Economics & Offshore Consultancies
- A recurring theme: one US salary can fund a whole low‑wage team overseas, making elaborate schemes financially viable and shareable across many client jobs.
- Some say work “is being delivered” but often low quality or net‑negative; others note there are very strong offshore developers, just not at rock‑bottom rates.
- Similar bait‑and‑switch behavior is noted in Western consultancies (e.g., selling an A‑team, staffing a B‑team).
Interview Quality & Detection
- Many see bad interviewing as the core vulnerability: overconfident, poorly trained interviewers; adversarial “bully” interviews; fetishizing LeetCode.
- Suggested mitigations:
- Conversational, deep‑dive interviews into past projects.
- Candidate‑chosen technical talks with live Q&A.
- Varying questions, probing specifics to expose memorized or AI-fed answers.
- Some report catching deepfakes via facial/voice desync or stressing CPU/GPU during coding tests.
Remote Work, RTO, and Security Narratives
- Strong suspicion the “fake remote worker” narrative is being amplified to justify return‑to‑office and broader surveillance.
- Others counter that remote fraud and even nation‑state threats are real enough that some extra verification is warranted.
Overemployment Debate
- Large subthread on people secretly holding multiple full‑time remote jobs:
- One camp calls it fraud/“stealing” if you promise full‑time attention and knowingly don’t provide it.
- Another sees it as justified pushback against wage suppression and mass layoffs, especially if output meets expectations.
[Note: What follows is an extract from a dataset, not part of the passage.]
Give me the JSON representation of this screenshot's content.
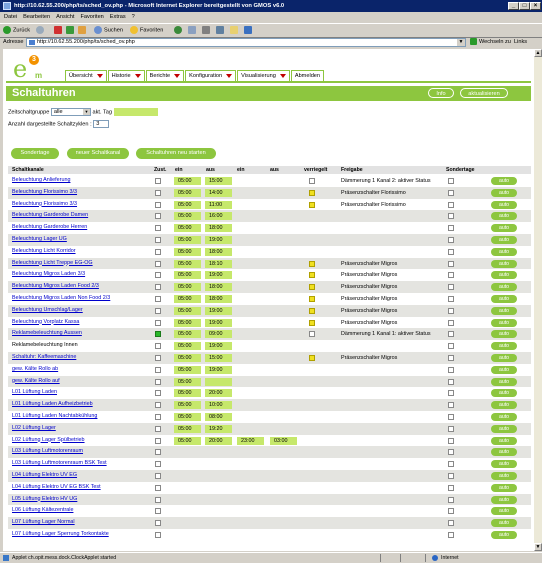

- Consensus: companies’ inability to measure performance beyond “hours online” both enables and inflames this issue.
Proposed Structural Fixes
- Reintroduce in‑person or flown‑in final interviews, even for remote roles.
- Restrict hiring to referrals or candidates who can be met physically.
- More extreme ideas: device‑based location verification; charging applicants a small fee; job fairs and paper resumes.
- Many push back on tracking and fees as dystopian or unfair to honest candidates.